En remerciement des bons et loyaux services des Dijonnais qui avaient fourni mille hommes au souverain, il leur accorda le droit de porter ses armes et sa devise inscrite par la suite sur l’une des portes de la ville : “Moult me tarde” qui par déformation est devenu moutarde.
Cette explication peu vraissemblable démontre au moins une chose : Dijon était déjà célèbre au XIVe siècle pour sa moutarde.
La moutarde a peu à peu conquis ses lettres de noblesse. La corporation des moutardiers-vinaigriers est apparue au XVIe siècle, époque à laquelle les recettes ont été officialisées sous le patronage de Saint-Vincent.
La recette de la moutarde
Bien que la profession artisanale de moutardier-vinaigrier soit une espèce en voie de disparition, mise à mal depuis des décennies par l’industrie alimentaire, il existe toujours autant de recettes que de fabricants. Sans parler des moutardes anglo-saxonnes le plus souvent aromatisées ou agrémentées d’autres condiments au vinaigre, les pickles (cornichons, morceaux de chou-fleur, maïs, petits oignons blancs...).

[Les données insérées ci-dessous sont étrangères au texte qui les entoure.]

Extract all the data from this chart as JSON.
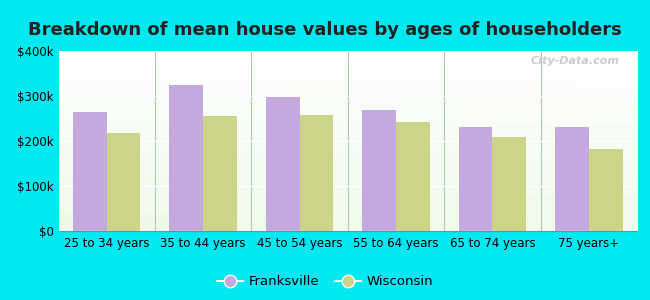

La moutarde à l’ancienne est normalement diluée au verjus (suc acide que l’on extrait du raisin cueilli vert).
Pour une recette à l’ancienne, diluez au verjus 500 g de farine de moutarde noire, 100 g de farine de blé, 12 g d’épice de votre convenance, 2 clous de girofle, 5 g de gingembre, 100 g de sucre et autant de sel, puis gardez au frais.

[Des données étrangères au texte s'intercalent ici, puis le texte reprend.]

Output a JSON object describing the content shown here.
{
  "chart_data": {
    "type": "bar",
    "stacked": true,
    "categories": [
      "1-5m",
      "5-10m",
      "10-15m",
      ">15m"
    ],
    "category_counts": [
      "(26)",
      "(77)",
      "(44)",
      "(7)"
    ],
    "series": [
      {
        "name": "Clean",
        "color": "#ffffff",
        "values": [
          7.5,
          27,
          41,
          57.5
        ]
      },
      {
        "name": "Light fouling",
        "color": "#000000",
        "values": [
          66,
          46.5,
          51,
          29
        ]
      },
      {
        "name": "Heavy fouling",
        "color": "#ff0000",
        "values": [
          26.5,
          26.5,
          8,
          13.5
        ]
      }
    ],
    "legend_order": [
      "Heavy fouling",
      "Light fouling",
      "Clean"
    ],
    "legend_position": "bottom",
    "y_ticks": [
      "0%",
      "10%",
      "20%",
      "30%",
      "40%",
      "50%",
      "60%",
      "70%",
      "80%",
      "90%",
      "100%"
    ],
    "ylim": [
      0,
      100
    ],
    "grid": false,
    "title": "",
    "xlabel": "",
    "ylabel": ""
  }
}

La moutarde à l’anglaise est réalisée à partir de graines de moutarde blanche, et d’épices tels que le gingembre, le curcuma, puis le tout dilué au vinaigre.
Les mots
La moutarde lui monte au nez signifie être gagné par l’impatience, la colère
La moutarde est comme les affaires, on en brasse beaucoup mais on en fait peu de bonnes.
Une salade sans moutarde est comme une jolie femme sans esprit.